Angka di atas sebenarnya relatif turun 6,77 persen atau sekitar 560.000 orang jika dibandingkan pada periode sama tahun sebelumnya yang tercatat sebanyak 8,42 juta orang.

Dari komposisinya, angkatan kerja pada Agustus 2023 terdiri dari 139,85 juta orang penduduk yang bekerja dan 7,86 juta orang sisanya belum bekerja. Bila dibandingkan Agustus 2022, jumlah angkatan kerja meningkat sebanyak 3,99 juta orang, penduduk bekerja bertambah sebanyak 4,55 juta orang, sementara pengangguran berkurang sebanyak 0,56 juta orang.

“Masih ada 7,86 juta orang yang menganggur,” ucap Bhima.

Di sisi lain, masalah kepemilikan rumah sampai hari ini juga masih tidak terjangkau anak muda. Berdasarkan data Kementerian Pekerjaan Umum dan Perumahan Rakyat (PUPR), sebanyak 10,51 juta rumah tangga di Indonesia belum memiliki rumah pada 2022. Dari jumlah itu, sebanyak 4,39 juta rumah tangga yang belum punya rumah merupakan generasi milenial.

Generasi X yang belum punya rumah sebanyak 4,30 juta rumah tangga. Kemudian, sebanyak 1,51 juta rumah tangga yang belum memiliki rumah merupakan generasi baby boomer.

Ada pula, generasi pre-boomer yang belum punya rumah sebanyak 201.371 rumah tangga. Sedangkan, generasi Z yang belum memiliki hunian sebanyak 97.903 rumah tangga.

Lebih lanjut, ada 6,13 juta rumah tangga yang kini masih tinggal di rumah bebas sewa. Sebanyak 3,95 juta rumah tangga tinggal di rumah kontrak/sewa.

Rumah tangga yang masih tinggal di rumah dinas sebanyak 423.661. Sementara, ada 4.410 rumah tangga yang masih tinggal di rumah lainnya.

Sebagai catatan, kepemilikan rumah yang dimaksud ialah rumah tangga yang menempati rumah milik sendiri. Selain itu, rumah tangga yang menempati bukan rumah sendiri, tetapi memiliki rumah di tempat lain masuk dalam kategori kepemilikan rumah.

“Selain itu, sebagian mulai khawatir pemilu tidak mendorong ekonomi, justru banyaknya drama politik membuat masyarakat menahan belanja,” kata Bhima.

Persepsi Buruk yang Sesuai Kehidupan Sehari-hari

Direktur Eksekutif Center of Reform on Economic (CORE), Mohammad Faisal, mengatakan persepsi buruk masyarakat terhadap keadaan ekonomi nasional yang dipotret dalam survei Indikator tersebut merupakan hal yang dihadapi mereka sehari-hari.
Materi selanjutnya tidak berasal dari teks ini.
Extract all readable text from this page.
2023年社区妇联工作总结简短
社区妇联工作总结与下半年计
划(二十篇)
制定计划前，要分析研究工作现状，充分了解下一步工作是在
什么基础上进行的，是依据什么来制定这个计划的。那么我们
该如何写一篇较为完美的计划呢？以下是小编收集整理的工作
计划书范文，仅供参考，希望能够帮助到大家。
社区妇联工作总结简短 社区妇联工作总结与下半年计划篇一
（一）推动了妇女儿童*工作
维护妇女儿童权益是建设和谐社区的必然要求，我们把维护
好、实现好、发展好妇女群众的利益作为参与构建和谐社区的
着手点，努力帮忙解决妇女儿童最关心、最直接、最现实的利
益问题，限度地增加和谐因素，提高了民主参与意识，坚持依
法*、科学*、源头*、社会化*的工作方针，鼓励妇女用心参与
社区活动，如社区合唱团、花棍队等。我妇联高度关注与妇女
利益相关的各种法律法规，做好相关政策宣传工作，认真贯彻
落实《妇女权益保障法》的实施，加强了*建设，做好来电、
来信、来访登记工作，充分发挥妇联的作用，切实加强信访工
Di mana salah satunya adalah permasalahan harga barang.

“Memang salah satunya bisa mengenai permasalahan harga harga barang. Persepsi masyarakat memang relatif buruk kalau ada kenaikan harga barang khususnya harga pangan,” kata dia kepada Tirto, Senin (13/11/2023).

Selain biaya hidup, masyarakat umumnya juga memotret potensi pendapatan ke depan. Hal ini tentu berkaitan dengan prospek bagaimana ekonomi tumbuh ke depan dan nasib pekerjaan mereka di masa depan akan datang.

“Ini yang juga mungkin memengaruhi persepsi buruk tersebut, jadi ada kemungkinan memang dari sisi penjualan dan pendapatan tidak ada kenaikan yang signifikan,” kata Faisal.

Jika berkaca pada akhir 2022, rata-rata upah riil mengalami penurunan dibandingkan dengan upah nominal. Upah nominal buruh tani misalnya, tercatat Rp59.226 per hari pada Desember 2022. Angka itu naik 0,22 persen dibandingkan bulan sebelumnya (month-to-month/mtm) sebesar Rp59.096 per hari.

Namun, upah riil buruh tani pada Desember 2022 menurun 0,73 persen dibanding November 2022, yakni dari Rp51.830 menjadi Rp51.453 per hari.

Upah nominal adalah rata-rata upah harian yang diterima buruh sebagai balas jasa pekerjaan. Sementara upah riil adalah daya beli dari pendapatan/upah yang diterima buruh/pekerja.

BPS juga mencatat, rata-rata nominal upah buruh bangunan pada Desember 2022 naik 0,04 persen dibanding November 2022, menjadi Rp94.072 per hari. Sementara, upah riil buruh bangunan menurun 0,62 persen menjadi Rp82.762 per hari.

Lalu, rata-rata upah nominal asisten rumah tangga (ART) naik 0,08 persen menjadi Rp437.416 per bulan pada periode yang sama, sedangkan upah riilnya turun 0,58 persen menjadi Rp384.885 pada Desember 2022.

“Kalau kita melihat misal upah riil itu tidak ada kenaikan signifikan atau beberapa pekerjaan justru mengalami penurunan. Upah riil yang saya maksudkan bukan upah nominal meskipun upah nominal naik,” kata Faisal.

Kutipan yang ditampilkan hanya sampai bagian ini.